I had to research this recently, so found this old question that was begging for a more complete answer. Just to be totally explicit: TSQL does not (by itself) have the ability to launch other TSQL operations asynchronously.
That doesn't mean you don't still have a lot of options (some of them mentioned in other answers):
Custom application: Write a simple custom app in the language of your choice, using asynchronous methods. Call a SQL stored proc on each application thread.
SQL Agent jobs: Create multiple SQL jobs, and start them asynchronously from your proc using sp_start_job. You can check to see if they have finished yet using the undocumented function xp_sqlagent_enum_jobs as described in this excellent article by Gregory A. Larsen. (Or have the jobs themselves update your own JOB_PROGRESS table as Chris suggests.) You would literally have to create separate job for each parallel process you anticipate running, even if they are running the same stored proc with different parameters.

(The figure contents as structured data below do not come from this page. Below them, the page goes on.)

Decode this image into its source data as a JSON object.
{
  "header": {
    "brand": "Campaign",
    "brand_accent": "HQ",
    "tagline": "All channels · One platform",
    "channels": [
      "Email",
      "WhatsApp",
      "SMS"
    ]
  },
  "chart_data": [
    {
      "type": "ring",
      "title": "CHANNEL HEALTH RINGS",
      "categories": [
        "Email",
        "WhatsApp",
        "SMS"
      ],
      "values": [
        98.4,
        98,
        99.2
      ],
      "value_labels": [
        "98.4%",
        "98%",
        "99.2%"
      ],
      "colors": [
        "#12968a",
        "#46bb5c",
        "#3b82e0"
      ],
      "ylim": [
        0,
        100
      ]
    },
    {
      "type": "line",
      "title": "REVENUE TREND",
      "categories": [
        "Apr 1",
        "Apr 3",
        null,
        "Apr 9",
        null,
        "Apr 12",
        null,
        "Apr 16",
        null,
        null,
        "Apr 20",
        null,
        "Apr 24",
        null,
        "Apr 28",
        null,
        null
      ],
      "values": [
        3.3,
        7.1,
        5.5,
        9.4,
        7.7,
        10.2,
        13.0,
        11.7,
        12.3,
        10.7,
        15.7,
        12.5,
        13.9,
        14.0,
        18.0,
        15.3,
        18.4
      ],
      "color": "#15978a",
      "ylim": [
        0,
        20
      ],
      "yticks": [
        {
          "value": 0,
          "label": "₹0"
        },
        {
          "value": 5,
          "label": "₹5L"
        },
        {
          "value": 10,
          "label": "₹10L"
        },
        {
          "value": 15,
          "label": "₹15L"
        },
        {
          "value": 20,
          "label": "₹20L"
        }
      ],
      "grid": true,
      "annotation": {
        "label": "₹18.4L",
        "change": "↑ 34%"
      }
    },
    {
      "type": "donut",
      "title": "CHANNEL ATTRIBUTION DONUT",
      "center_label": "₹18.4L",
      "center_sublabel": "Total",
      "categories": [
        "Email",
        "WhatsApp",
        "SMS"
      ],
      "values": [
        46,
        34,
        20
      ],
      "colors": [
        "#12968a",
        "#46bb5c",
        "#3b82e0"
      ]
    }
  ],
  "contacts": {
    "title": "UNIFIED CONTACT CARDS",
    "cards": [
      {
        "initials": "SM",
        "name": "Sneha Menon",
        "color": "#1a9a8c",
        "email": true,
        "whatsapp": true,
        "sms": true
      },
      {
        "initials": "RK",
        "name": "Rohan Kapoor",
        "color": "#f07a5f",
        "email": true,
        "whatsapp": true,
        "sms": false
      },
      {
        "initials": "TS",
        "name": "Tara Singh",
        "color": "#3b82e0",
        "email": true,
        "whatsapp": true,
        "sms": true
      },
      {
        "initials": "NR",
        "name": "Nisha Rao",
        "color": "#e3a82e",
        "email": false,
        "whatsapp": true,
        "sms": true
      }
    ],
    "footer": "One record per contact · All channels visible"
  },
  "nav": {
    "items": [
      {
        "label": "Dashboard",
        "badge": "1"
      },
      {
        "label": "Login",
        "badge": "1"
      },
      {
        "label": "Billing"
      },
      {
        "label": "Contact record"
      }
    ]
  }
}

OLE Automation: Use sp_oacreate and sp_oamethod to launch a new process calling the other stored proc as described in this article, also by Gregory A. Larsen.
DTS Package: Create a DTS or SSIS package with a simple branching task flow. DTS will launch tasks in individual spids.

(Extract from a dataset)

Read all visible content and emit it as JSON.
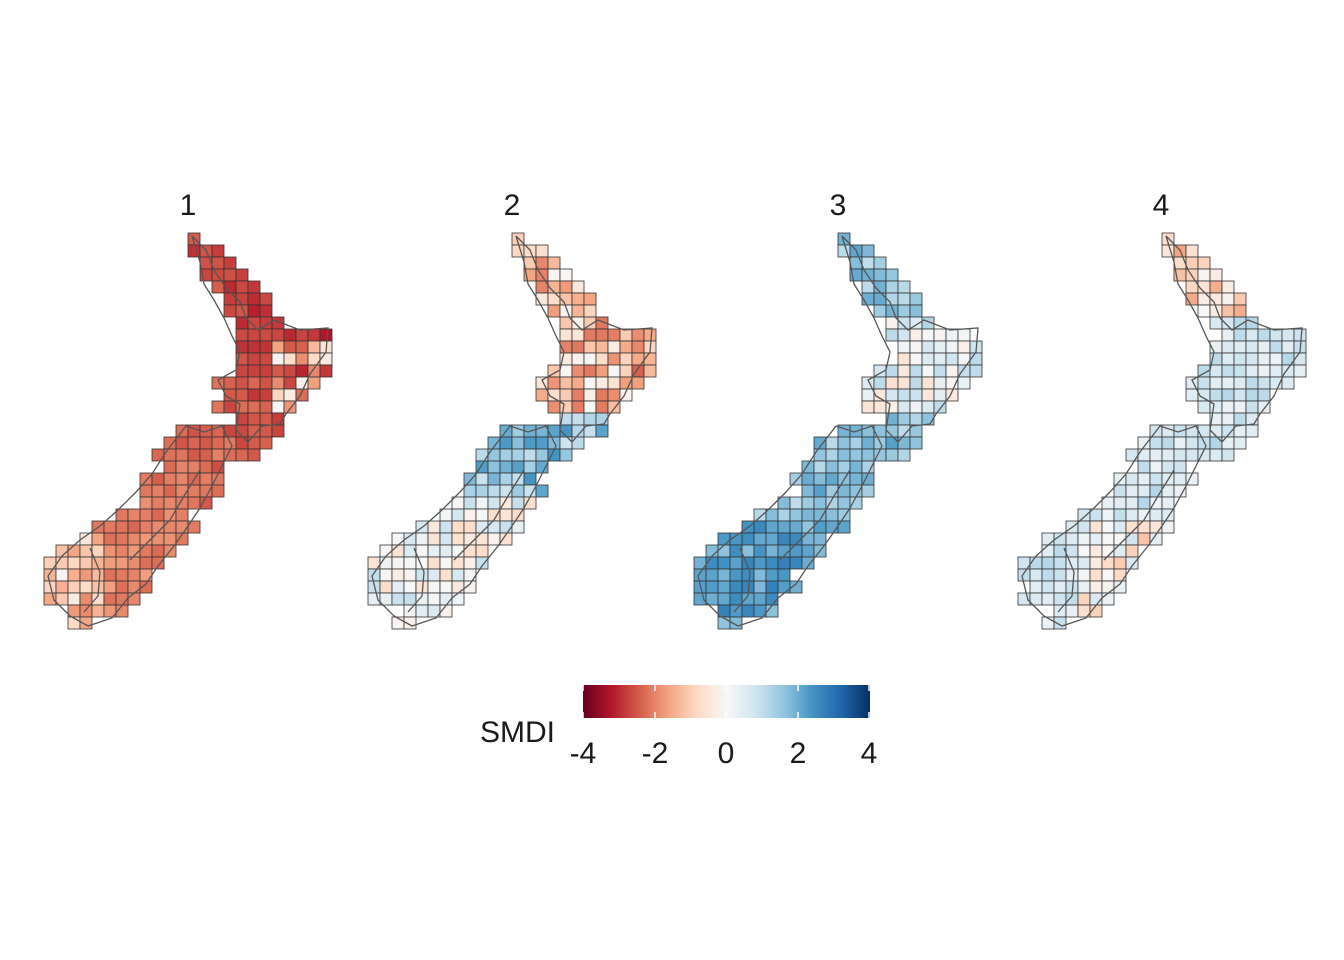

Service Broker: If you are on SQL2005+, look into using Service Broker
CLR Parallel Execution: Use the CLR commands Parallel_AddSql and Parallel_Execute as described in this article by Alan Kaplan (SQL2005+ only).
Scheduled Windows Tasks: Listed for completeness, but I'm not a fan of this option.
I don't have much experience with Service Broker or CLR, so I can't comment on those options. If it were me, I'd probably use multiple Jobs in simpler scenarios, and a DTS/SSIS package in more complex scenarios.
One final comment: SQL already attempts to parallelize individual operations whenever it can*. This means that running 2 tasks at the same time instead of after each other is no guarantee that it will finish sooner. Test carefully to see whether it actually improves anything or not.
We had a developer that created a DTS package to run 8 tasks at the same time. Unfortunately, it was only a 4-CPU server :)
*Assuming default settings. This can be modified by altering the server's Maximum Degree of Parallelism or Affinity Mask, or by using the MAXDOP query hint.
Create a couple of SQL Server agent jobs where each one runs a particular proc.
Then from within your master proc kick off the jobs.
The only way of waiting that I can think of is if you have a status table that each proc updates when it's finished.
Then yet another job could poll that table for total completion and kick off a final proc. Alternatively, you could have a trigger on this table.
The memory implications are completely up to your environment..
UPDATE:
If you have access to the task system.. then you could take the same approach. Just have windows execute multiple tasks, each responsible for one proc. Then use a trigger on the status table to kick off something when all of the tasks have completed.
UPDATE2:
Also, if you're willing to create a new app, you could house all of the logic in a single exe...
You do need to move your overnight sprocs to jobs. SQL Server job control will let you do all of the scheduling you are asking for.
You might want to look into using DTS (which can be run from the SQL Agent as a job). It will allow you pretty fine control over which stored procedures need to wait for others to finish and what can run in parallel. You can also run the DTS package as an EXE from your own scheduling software if needed.
NOTE: You will need to create multiple copies of your connection objects to allow calls to run in parallel. Two calls using the same connection object will still block each other even if you don't explicitly put in a dependency.